The Federal Budget delivered on 8 May 2012 contained a number of superannuation announcements that may impact NESS’ members.
Deferral of the $50,000 concessional contributions cap
This financial year, the concessional contributions cap is $25,000 or $50,000 if you are aged 50 or more, to allow older people to make catch-up contributions. This amount includes what your employer pays and what you may salary sacrifice. If you’re self-employed, this includes any personal deductible contributions. Any super contributions that exceed these annual caps are subject to a penalty tax of 31.5%.
The Government has announced that, from 1 July 2012, the concessional contributions cap will be $25,000 for all ages.

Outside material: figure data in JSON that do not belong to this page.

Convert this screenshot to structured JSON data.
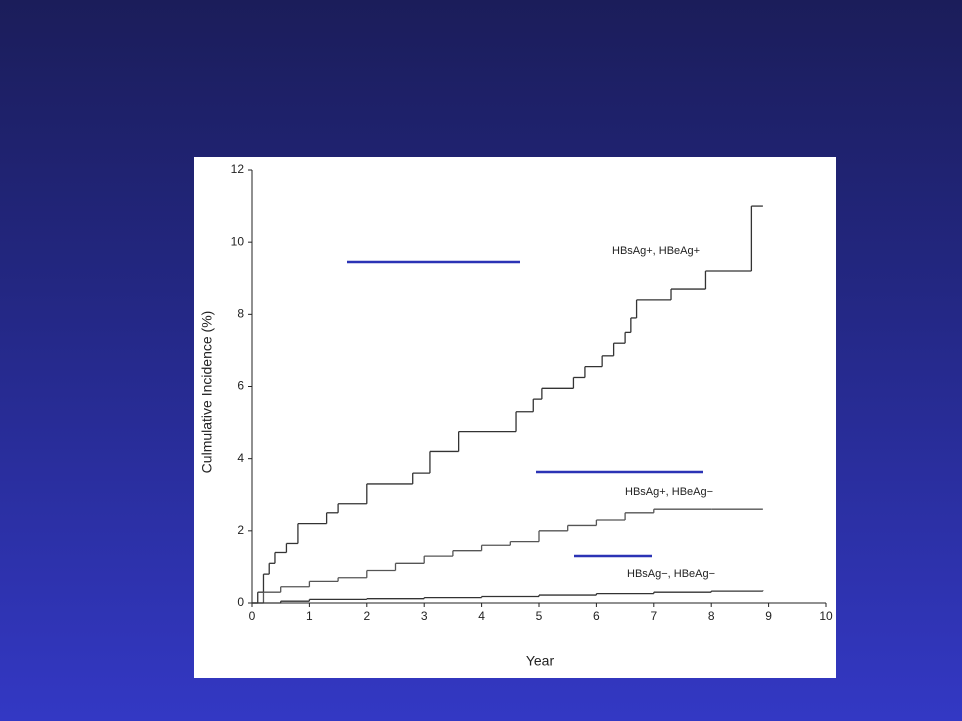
{
  "chart_data": {
    "type": "line",
    "step": true,
    "x_label": "Year",
    "y_label": "Culmulative Incidence (%)",
    "xlim": [
      0,
      10
    ],
    "xticks": [
      0,
      1,
      2,
      3,
      4,
      5,
      6,
      7,
      8,
      9,
      10
    ],
    "ylim": [
      0,
      12
    ],
    "yticks": [
      0,
      2,
      4,
      6,
      8,
      10,
      12
    ],
    "grid": false,
    "series": [
      {
        "name": "HBsAg+, HBeAg+",
        "color": "#333333",
        "x": [
          0,
          0.1,
          0.2,
          0.3,
          0.4,
          0.6,
          0.8,
          1.3,
          1.5,
          2.0,
          2.8,
          3.1,
          3.6,
          4.6,
          4.9,
          5.05,
          5.6,
          5.8,
          6.1,
          6.3,
          6.5,
          6.6,
          6.7,
          7.3,
          7.9,
          8.7,
          8.9
        ],
        "values": [
          0,
          0.3,
          0.8,
          1.1,
          1.4,
          1.65,
          2.2,
          2.5,
          2.75,
          3.3,
          3.6,
          4.2,
          4.75,
          5.3,
          5.65,
          5.95,
          6.25,
          6.55,
          6.85,
          7.2,
          7.5,
          7.9,
          8.4,
          8.7,
          9.2,
          11.0,
          11.0
        ]
      },
      {
        "name": "HBsAg+, HBeAg−",
        "color": "#555555",
        "x": [
          0,
          0.2,
          0.5,
          1,
          1.5,
          2,
          2.5,
          3,
          3.5,
          4,
          4.5,
          5,
          5.5,
          6,
          6.5,
          7,
          8,
          8.9
        ],
        "values": [
          0,
          0.3,
          0.45,
          0.6,
          0.7,
          0.9,
          1.1,
          1.3,
          1.45,
          1.6,
          1.7,
          2.0,
          2.15,
          2.3,
          2.5,
          2.6,
          2.6,
          2.6
        ]
      },
      {
        "name": "HBsAg−, HBeAg−",
        "color": "#333333",
        "x": [
          0,
          0.5,
          1,
          2,
          3,
          4,
          5,
          6,
          7,
          8,
          8.9
        ],
        "values": [
          0,
          0.05,
          0.1,
          0.12,
          0.15,
          0.18,
          0.22,
          0.26,
          0.3,
          0.33,
          0.35
        ]
      }
    ]
  }
}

Last year’s Budget measure to extend the $50,000 cap to individuals over 50 years of age with account balances of less than $500,000, has been deferred to 1 July 2014. Further, the Government anticipates that under current indexation arrangements, the general concessional contribution cap will rise to $30,000 in 2014-15, meaning the higher cap for those eligible people over 50 would be $55,000.
Increased contributions tax for higher income earners
Concessional contributions to superannuation (including employer contributions, salary sacrifice and personal deductible contributions for self-employed) currently attract a contributions tax of 15%, which is deducted from your super account.
The Government has announced that, from 1 July 2013, individuals with “incomes” greater than $300,000 will effectively pay a contributions tax of 30% through the reduction of tax concessions on their contributions. The definition of “income” for the purposes of this measure includes concessional super contributions, adjusted fringe benefits, total net investment loss, target foreign income and tax-free government pensions and benefits, less child support
Additional Government charges to boost funding to industry regulators
As part of the Government’s Stronger Super and SuperStream reform initiatives, which are designed to make the superannuation system more efficient, the Government has indicated that the costs of implementing these initiatives will be recovered through a temporary levy on APRA-regulated super funds from 2012-13. Industry and other employer super funds may have to pass on this additional cost to members.
Confirmation of the 12% Superannuation Guarantee and low income rebate
The Budget confirmed the gradual lifting of the Superannuation Guarantee rate to 12% by 2019-20. The Budget also confirmed the introduction of the low income super rebate, which will effectively remove the 15% contributions tax for those earning up to $37,000.